Trump has claimed, repeatedly, that negotiations with North Korea have not worked and that violence is the only answer. In reality, decades-long US antagonism of North Korea “hasn’t worked” – assuming that “worked” means North Korea surrendering its nuclear arsenal. Negotiations, on the rare occasions they’ve been taken seriously, actually have helped, and potentially could again, so long as the US holds up a respectable bargain. Instead, mainstream commentators openly argue for North Korean genocide.

Across commercial media, the critical context and subtle nuances of our long-fraught relationship with North Korea is omitted in favor of naked jingoism. It should come as little surprise, then, when opposition to war is dismissed as capitulation – or even treasonous to America, as it often was in the run-up to the invasion of Iraq. When nuclear weapons are raining hellfire on the globe, FOX News will still be calling liberals wimps.

Misinformation in the mainstream media is bad enough, but Americans are subjected to a shock-and-awe deluge of bullshit. Raving conspiracy theorist Alex Jones, just the tip of the iceberg, enjoys an audience of millions, including the president himself. American detachment from reality manifests in a variety of widely held beliefs: vaccines cause autism, President Obama is a Kenyan Muslim, America is the highest-taxed nation on earth, and global warming is a hoax, to name just a few.

Because they aren’t based on facts in the first place, there is no way to convince people who hold these beliefs otherwise. Anyone who’s attempted to sway someone with facts knows the frustration of communicating with a stubborn, hard-headed, brainwashed American. Trump is the epitome of this caricature, a brash ignoramus who embodies the inverse of the Socratic proposition, “All I know is that I know nothing.” All Trump knows is that he knows everything, and better than the generals, economists, scientists, diplomats and journalists do.

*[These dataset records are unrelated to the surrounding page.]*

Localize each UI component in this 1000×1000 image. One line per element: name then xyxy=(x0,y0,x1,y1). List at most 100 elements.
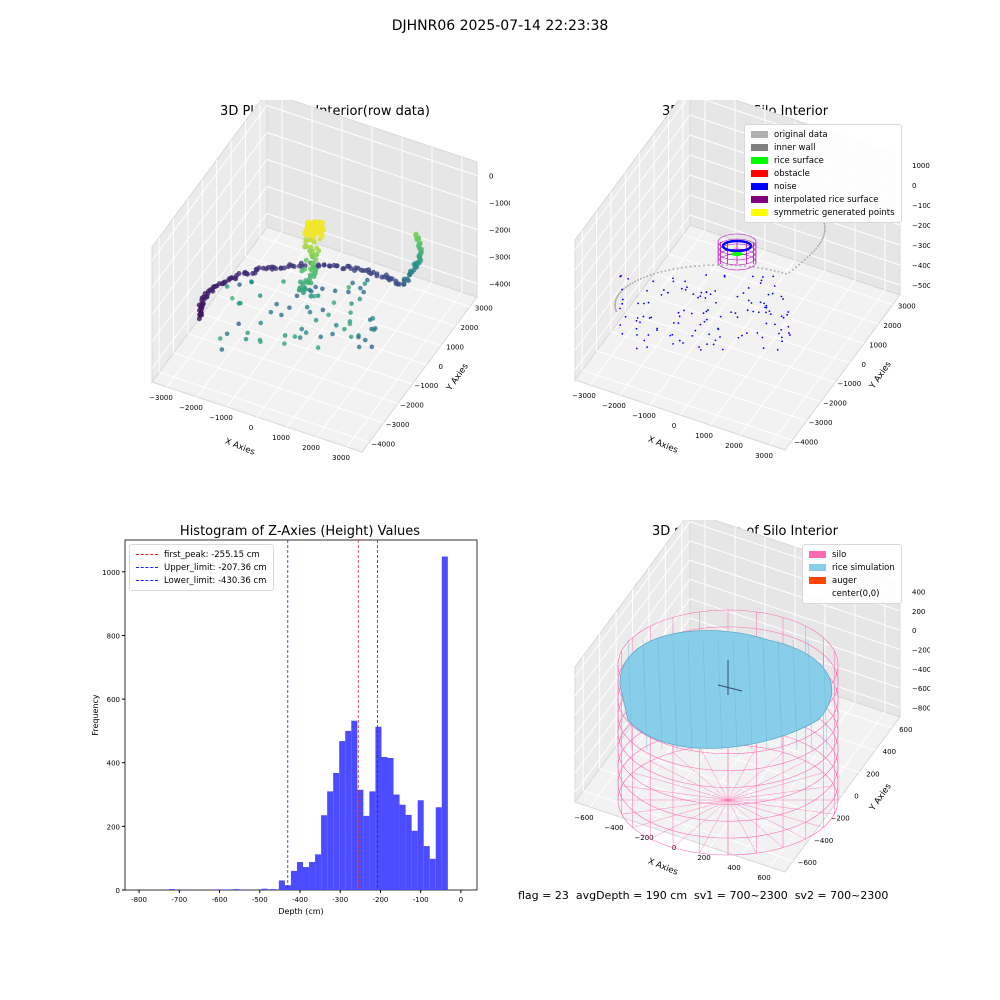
noise-point xyxy=(767,293,770,296)
raw-point xyxy=(320,307,326,313)
noise-point xyxy=(690,312,693,315)
y-tick-label: 400 xyxy=(883,748,896,756)
y-tick-label: −4000 xyxy=(371,440,395,448)
y-tick-label: −400 xyxy=(814,837,833,845)
original-point xyxy=(646,275,649,278)
raw-point xyxy=(365,277,370,283)
legend-item: silo xyxy=(809,548,895,561)
noise-point xyxy=(650,316,653,319)
raw-point xyxy=(310,248,316,254)
noise-point xyxy=(717,328,720,331)
histogram-legend: first_peak: -255.15 cm Upper_limit: -207.… xyxy=(129,544,274,591)
panel-raw-plot: 3D Plot of Silo Interior(row data) −3000… xyxy=(140,100,510,470)
original-point xyxy=(725,264,728,267)
original-point xyxy=(614,301,617,304)
x-gridline xyxy=(256,261,373,418)
raw-point xyxy=(320,286,325,292)
x-tick-label: −2000 xyxy=(179,404,203,412)
original-point xyxy=(629,283,632,286)
raw-point xyxy=(357,296,363,302)
legend-label: Upper_limit: -207.36 cm xyxy=(164,562,267,573)
raw-point-top xyxy=(318,232,325,239)
raw-point xyxy=(342,326,347,332)
raw-point xyxy=(321,262,327,268)
histogram-bar xyxy=(327,791,334,890)
noise-point xyxy=(759,282,762,285)
raw-point xyxy=(294,293,300,299)
x-gridline xyxy=(769,289,886,446)
noise-point xyxy=(678,339,681,342)
raw-point xyxy=(356,344,362,350)
noise-point xyxy=(700,291,703,294)
raw-point xyxy=(347,321,353,327)
y-tick-label: 400 xyxy=(107,760,120,768)
z-gridline xyxy=(574,598,901,755)
legend-swatch xyxy=(809,577,826,584)
noise-point xyxy=(761,276,764,278)
legend-label: noise xyxy=(774,181,797,192)
legend-label: original data xyxy=(774,129,828,140)
legend-label: rice surface xyxy=(774,155,824,166)
original-point xyxy=(664,269,667,272)
left-pane xyxy=(574,100,691,382)
histogram-bar xyxy=(429,858,436,890)
y-gridline xyxy=(582,369,793,441)
x-gridline xyxy=(589,229,706,386)
noise-point xyxy=(746,309,749,312)
x-tick-label: −2000 xyxy=(602,402,626,410)
x-gridline xyxy=(346,291,463,448)
histogram-chart: -800 -700 -600 -500 -400 -300 -200 -100 0 0 200 400… xyxy=(91,539,478,916)
y-tick-label: 200 xyxy=(866,770,879,778)
x-tick-label: -800 xyxy=(131,896,147,904)
x-gridline xyxy=(649,249,766,406)
raw-point xyxy=(330,331,335,337)
raw-point xyxy=(230,296,235,301)
raw-point xyxy=(304,304,310,310)
rice-mesh-line xyxy=(657,639,663,751)
original-point xyxy=(823,230,826,233)
noise-point xyxy=(642,315,645,318)
raw-point xyxy=(299,326,305,332)
original-point xyxy=(649,273,652,276)
legend-item: center(0,0) xyxy=(809,587,895,600)
raw-point xyxy=(313,257,319,263)
silo-spoke xyxy=(672,799,729,848)
info-text: flag = 23 avgDepth = 190 cm sv1 = 700~23… xyxy=(518,889,889,902)
noise-point xyxy=(780,336,783,339)
histogram-bar xyxy=(375,726,382,890)
original-point xyxy=(819,240,822,243)
rice-mesh-line xyxy=(732,639,738,751)
raw-point xyxy=(356,334,361,340)
original-point xyxy=(748,265,751,268)
original-point xyxy=(653,272,656,275)
noise-point xyxy=(705,310,708,313)
legend-label: symmetric generated points xyxy=(774,207,895,218)
raw-point xyxy=(349,301,354,306)
histogram-bar xyxy=(441,556,448,890)
y-tick-label: 2000 xyxy=(884,322,902,330)
x-tick-label: -500 xyxy=(252,896,268,904)
raw-point xyxy=(307,309,313,315)
noise-point xyxy=(714,290,717,292)
noise-point xyxy=(788,332,790,334)
x-tick-label: 1000 xyxy=(272,434,290,442)
raw-point xyxy=(348,334,354,340)
original-point xyxy=(634,280,637,283)
original-point xyxy=(721,264,724,267)
raw-point xyxy=(281,279,286,284)
y-tick-label: −2000 xyxy=(400,402,424,410)
raw-point xyxy=(396,281,402,287)
legend-swatch xyxy=(809,564,826,571)
noise-point xyxy=(699,323,702,326)
raw-point xyxy=(334,263,340,269)
original-point xyxy=(822,234,825,237)
original-point xyxy=(815,247,818,250)
original-point xyxy=(803,258,806,261)
x-gridline xyxy=(316,281,433,438)
raw-point xyxy=(413,231,419,237)
raw-point xyxy=(287,305,292,310)
original-point xyxy=(614,299,617,302)
y-tick-label: 0 xyxy=(861,361,865,369)
noise-point xyxy=(781,340,784,343)
z-gridline xyxy=(151,104,478,261)
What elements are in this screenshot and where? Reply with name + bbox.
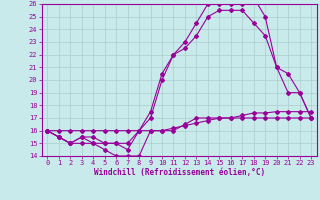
X-axis label: Windchill (Refroidissement éolien,°C): Windchill (Refroidissement éolien,°C) bbox=[94, 168, 265, 177]
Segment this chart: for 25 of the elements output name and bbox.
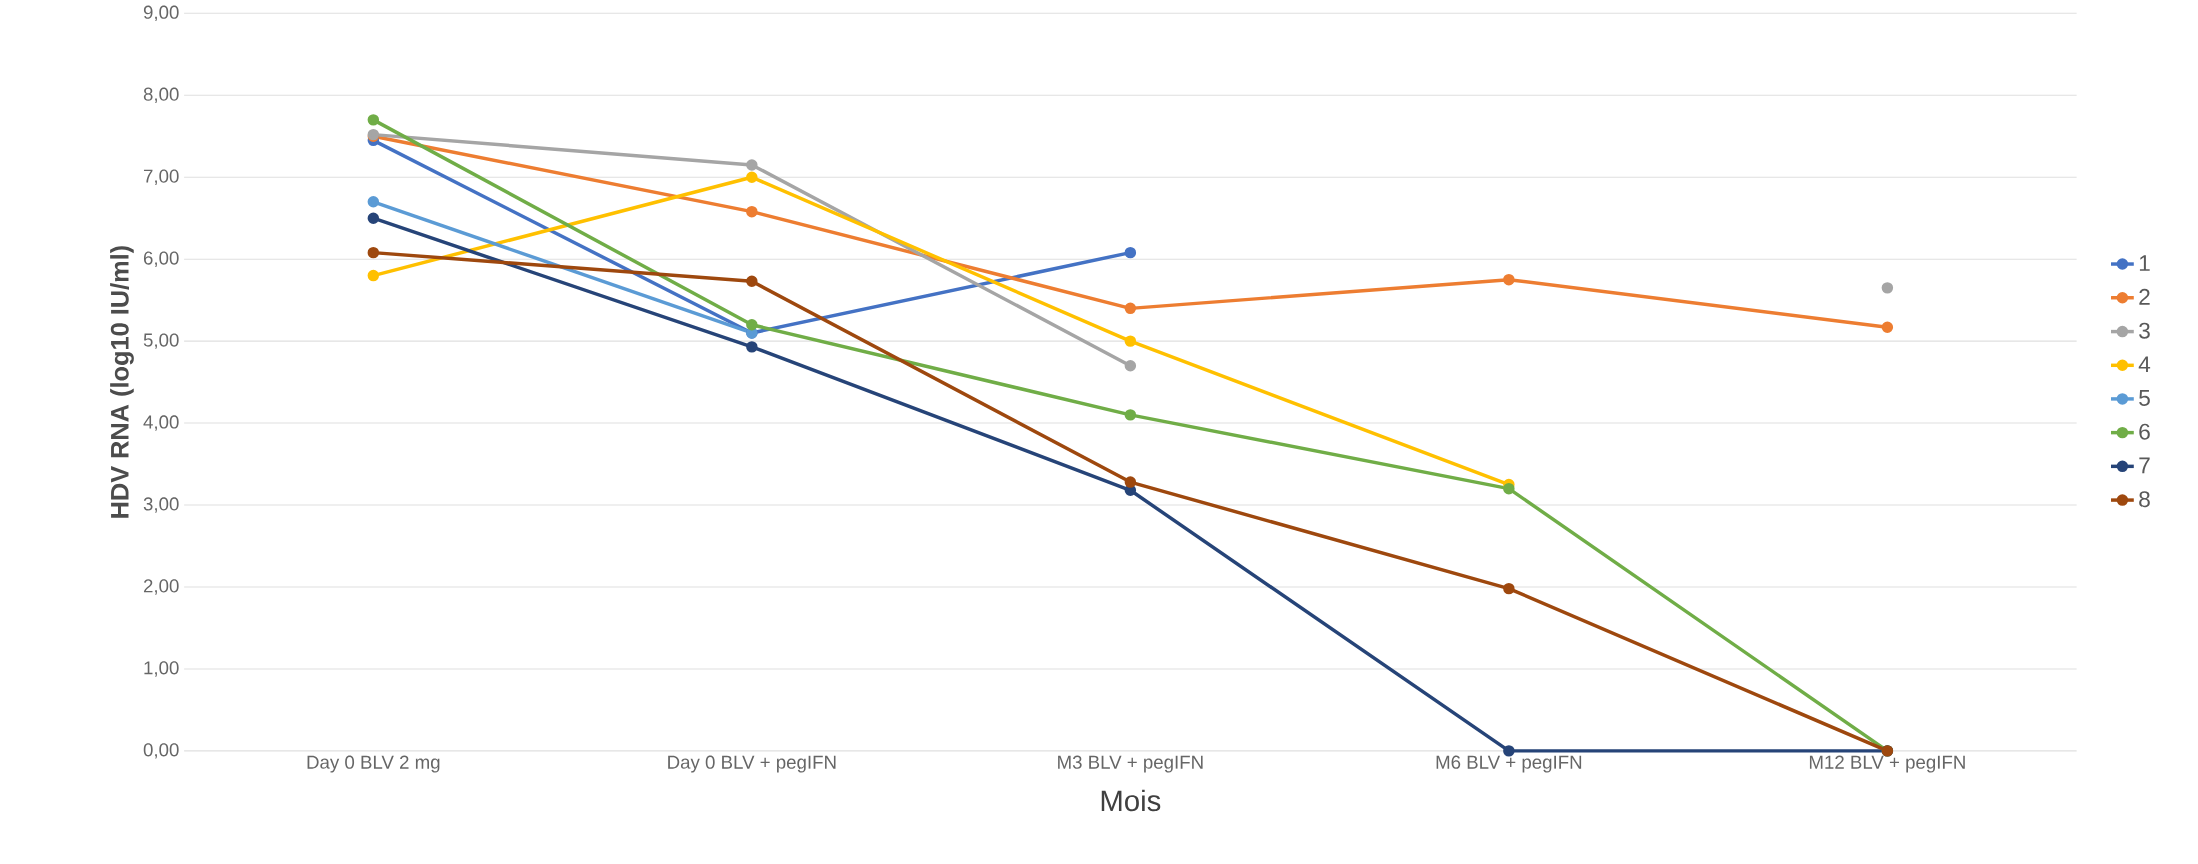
x-tick-label: Day 0 BLV + pegIFN bbox=[668, 755, 836, 773]
y-tick-label: 1,00 bbox=[144, 661, 179, 677]
y-tick-label: 3,00 bbox=[143, 497, 179, 513]
y-tick-label: 8,00 bbox=[143, 87, 179, 103]
legend-label: 7 bbox=[2139, 457, 2150, 474]
legend-label: 2 bbox=[2139, 288, 2150, 305]
x-axis-title: Mois bbox=[1101, 789, 1161, 812]
x-tick-label: M12 BLV + pegIFN bbox=[1809, 755, 1965, 773]
legend-label: 8 bbox=[2139, 491, 2150, 508]
x-tick-label: M3 BLV + pegIFN bbox=[1058, 755, 1203, 773]
y-tick-label: 6,00 bbox=[143, 251, 179, 267]
y-tick-label: 9,00 bbox=[143, 5, 179, 21]
y-axis-title: HDV RNA (log10 IU/ml) bbox=[110, 246, 134, 518]
legend-label: 3 bbox=[2139, 322, 2150, 339]
y-tick-label: 2,00 bbox=[143, 579, 179, 595]
y-tick-label: 7,00 bbox=[143, 169, 179, 185]
legend-label: 1 bbox=[2139, 255, 2150, 271]
x-tick-label: Day 0 BLV 2 mg bbox=[307, 755, 440, 773]
legend-label: 5 bbox=[2139, 389, 2150, 406]
y-tick-label: 4,00 bbox=[143, 415, 179, 431]
y-tick-label: 0,00 bbox=[143, 743, 179, 759]
x-tick-label: M6 BLV + pegIFN bbox=[1436, 755, 1582, 773]
y-tick-label: 5,00 bbox=[143, 333, 179, 349]
legend-label: 6 bbox=[2139, 423, 2150, 440]
legend-label: 4 bbox=[2138, 356, 2151, 372]
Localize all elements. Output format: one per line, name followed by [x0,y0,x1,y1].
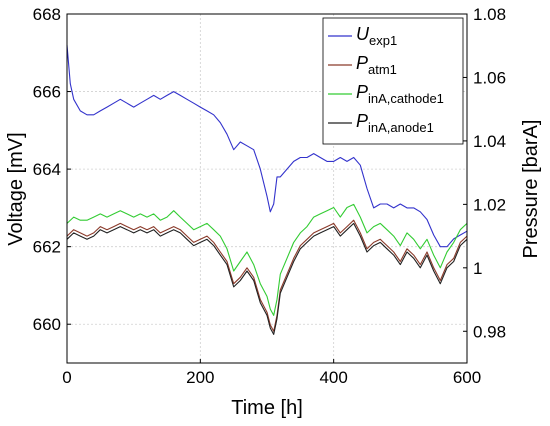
x-tick-label: 0 [62,368,71,387]
series-line-0 [66,44,468,248]
series-lines [66,44,468,335]
x-tick-label: 600 [453,368,481,387]
legend-name: P [356,111,368,131]
y-axis-right-label: Pressure [barA] [520,120,542,259]
y-right-tick-label: 1.08 [473,5,506,24]
y-right-tick-label: 1.06 [473,68,506,87]
legend-subscript: exp1 [369,33,397,48]
y-left-tick-label: 664 [33,160,61,179]
x-tick-label: 200 [186,368,214,387]
y-axis-left-label: Voltage [mV] [5,132,27,245]
y-left-tick-label: 666 [33,83,61,102]
y-right-tick-label: 0.98 [473,322,506,341]
x-axis-label: Time [h] [231,397,303,419]
legend-entry-1: Patm1 [356,53,397,77]
y-right-tick-label: 1 [473,259,482,278]
x-tick-label: 400 [319,368,347,387]
legend-name: U [356,24,370,44]
legend-name: P [356,53,368,73]
plot-frame [66,13,468,364]
y-right-tick-label: 1.02 [473,195,506,214]
y-left-tick-label: 662 [33,238,61,257]
series-line-1 [66,219,468,332]
legend-subscript: inA,anode1 [368,120,434,135]
legend-entry-3: PinA,anode1 [356,111,434,135]
y-right-tick-label: 1.04 [473,132,506,151]
ticks: 0 200 400 600 660 662 664 666 668 0.98 1 1.02 1.04 1.… [33,5,506,387]
legend-subscript: atm1 [368,62,397,77]
y-left-tick-label: 668 [33,5,61,24]
series-line-2 [66,203,468,316]
legend-entry-2: PinA,cathode1 [356,82,444,106]
legend-entry-0: Uexp1 [356,24,397,48]
legend-subscript: inA,cathode1 [368,91,444,106]
y-left-tick-label: 660 [33,315,61,334]
series-line-3 [66,222,468,335]
legend-name: P [356,82,368,102]
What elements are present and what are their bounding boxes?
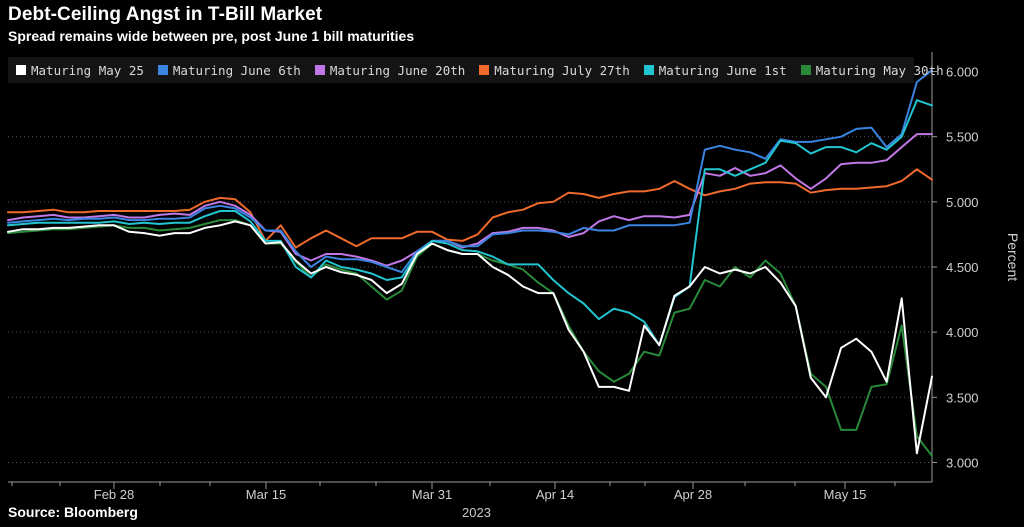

If America was a tiny, isolated nation, it might be fine to hold our superstitious, counterfactual beliefs. But we are the most consequential nation in history. Our daily exposure to propaganda and violence threatens both ourselves and the entire globe. We produce madmen and arm them with military-grade rifles, and we elected a half-literate president straight from the vortex of deepest American insanity. Something is very, very wrong with us, and we should welcome the diagnosis of mental health professionals to help identify and fix it.